Madrid Design Festival (MDF) 2026 is open across the city, once again turning the Spanish capital into a mecca for contemporary design. From cultural institutions and galleries to showrooms and restaurants in Madrid, everything will become a testing ground for product designs and social questions that keep the design community moving.
Kicking off from 5 February through 8 March 2026, this year’s festival, now into its ninth edition, is the most expansive yet. It is drawing together 59 institutions and brands, more than 800 professionals, and a dense programme of exhibitions and installations, under the unifying thread of “Redesigning the World.”
The event theme frames design not as surface or style, but rather as a discipline entangled with impact and continuity across four conceptual dimensions: responsibility, transcendence, impact, and transmission. The festival asks the most defining questions: how design can respond to real-world pressures, leave meaningful traces on how we live, reshape social and economic structures, and carry knowledge between generations.

These ideas will surface in conversations around bio-design and biotechnology, alternative and traceable materials, circular models and mobility, as well as in a renewed attention to craft as a living repository of identity and material culture. Together, these strands position Madrid Design Festival 2026 as a city in motion, a place where design is actively negotiating how we might live, make and relate, now and in the years ahead.
At the core of this ambition is the Madrid Diseña, the festival’s main creative map and its most defining tools. Conceived as an urban program and supported by the Madrid City Council, it activates nearly 300 spaces across the city for exhibitions, installations, workshops, open studios, showrooms, and viz-a-vis with designers.

Rather than confining design within walls, Madrid Diseña disperses it into the everyday urban life of Madrid. Allowing prominent designers from all across the spectrum to either explore new materials from plant waste or find references for their designs in social and community design.

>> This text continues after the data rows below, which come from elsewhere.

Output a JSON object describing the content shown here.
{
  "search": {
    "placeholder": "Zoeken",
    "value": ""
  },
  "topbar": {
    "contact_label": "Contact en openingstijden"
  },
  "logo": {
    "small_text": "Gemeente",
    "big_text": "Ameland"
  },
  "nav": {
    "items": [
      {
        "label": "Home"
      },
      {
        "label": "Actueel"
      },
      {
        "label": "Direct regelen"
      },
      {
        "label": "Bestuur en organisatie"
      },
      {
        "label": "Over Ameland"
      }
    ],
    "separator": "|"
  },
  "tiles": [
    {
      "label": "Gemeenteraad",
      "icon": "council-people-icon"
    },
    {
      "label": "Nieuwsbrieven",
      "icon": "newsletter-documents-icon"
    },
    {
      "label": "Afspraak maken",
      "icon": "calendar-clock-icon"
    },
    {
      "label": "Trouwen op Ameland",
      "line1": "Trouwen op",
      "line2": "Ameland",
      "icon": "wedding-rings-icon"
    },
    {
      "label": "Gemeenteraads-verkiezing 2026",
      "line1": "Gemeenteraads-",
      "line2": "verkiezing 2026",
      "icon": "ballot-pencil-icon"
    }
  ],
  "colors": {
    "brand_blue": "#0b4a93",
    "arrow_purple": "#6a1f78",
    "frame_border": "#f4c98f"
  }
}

Like always, MDF once again turns to the figures who have shaped Spanish design, central to which is André Ricard. Design in Use, a retrospective curated by Marian Povedano and Arnau Pascual. Covering more than six decades of his work, the exhibition revisits the career of André Ricard, who has been a monumental figure in industrial design in Spain. He was the recipient of the 2025 Madrid Design Award, which this year is awarded to Rossana Orlandi, Konstantin Grcic, and Juli Capella.
Orlandi is recognized for her influential role as curator and gallerist, known for identifying emerging talent and fostering dialogue between craft, sustainability and innovation. Grcic is celebrated for a body of work marked by technical precision, critical thinking and a distinctive sensitivity to form. Juli Capella, architect and critic, is honored for his editorial, curatorial and professional contributions, which have built lasting bridges between industry, institutions and the public in Spain.

Guatemala, this year’s guest country, brings an additional layer of perspective through an exhibition entirely dedicated to the country’s contemporary textile design. Extending the festival’s international and cultural reach, the exhibition comprises a curated selection revealing the extraordinary technical, symbolic, and aesthetic diversity of Mayan textiles.
Mediterranean emerges as another key narrative thread at the Madrid Design Festival this year. Curated by Mariona Rubio and co-produced by Madrid Design Festival and Cosentino, Mediterranean Manifesto approaches the Mediterranean as a shared territory of knowledge and cultural diversity. The exhibition brings together more than 30 artists and designers working across craft, material research, and self-published design, tracing through their works the cultural, material and environmental journey, while reinterpreting Mediterranean heritage and sustainable ways of life.

Precisely special this year is the FORMA Design Fair. The first fair in Spain devoted exclusively to collectible design. Curated by Antonio Luna and Emerio Arena, it will take place from 4 to 8 March, with the gathering of a selected group of agents from the sector. Alongside the fair, the professional program (Per)FORMA is designed to strengthen the economic value of collectible design, generate opportunities for designers, studios, brands and galleries, and strengthen Madrid’s image as the main destination for contemporary design.

Interestingly, for the second consecutive year, the Madrid Design Festival dedicates a full program to wool and its relevance as a material that connects design, territory and sustainability. Under the umbrella of the Alliance for Wool, a range of installations, talks, and projects that explore wool, its heritage, biodiversity, innovation and craft, will be on display.

Of course, there are a host of other notable exhibitions, talks and programs to explore, but for those Swoosh fans, nothing is going to be as interesting as the Nike. Design in Motion is the largest exhibition ever created about the brand. Featuring 363 objects, the exhibition traces how design has transformed sport and the prototypes of its iconic models, such as the Air Jordan. Presence of personal items belonging to the greats like Rafael Nadal and Pau Gasol are going to push the narrative.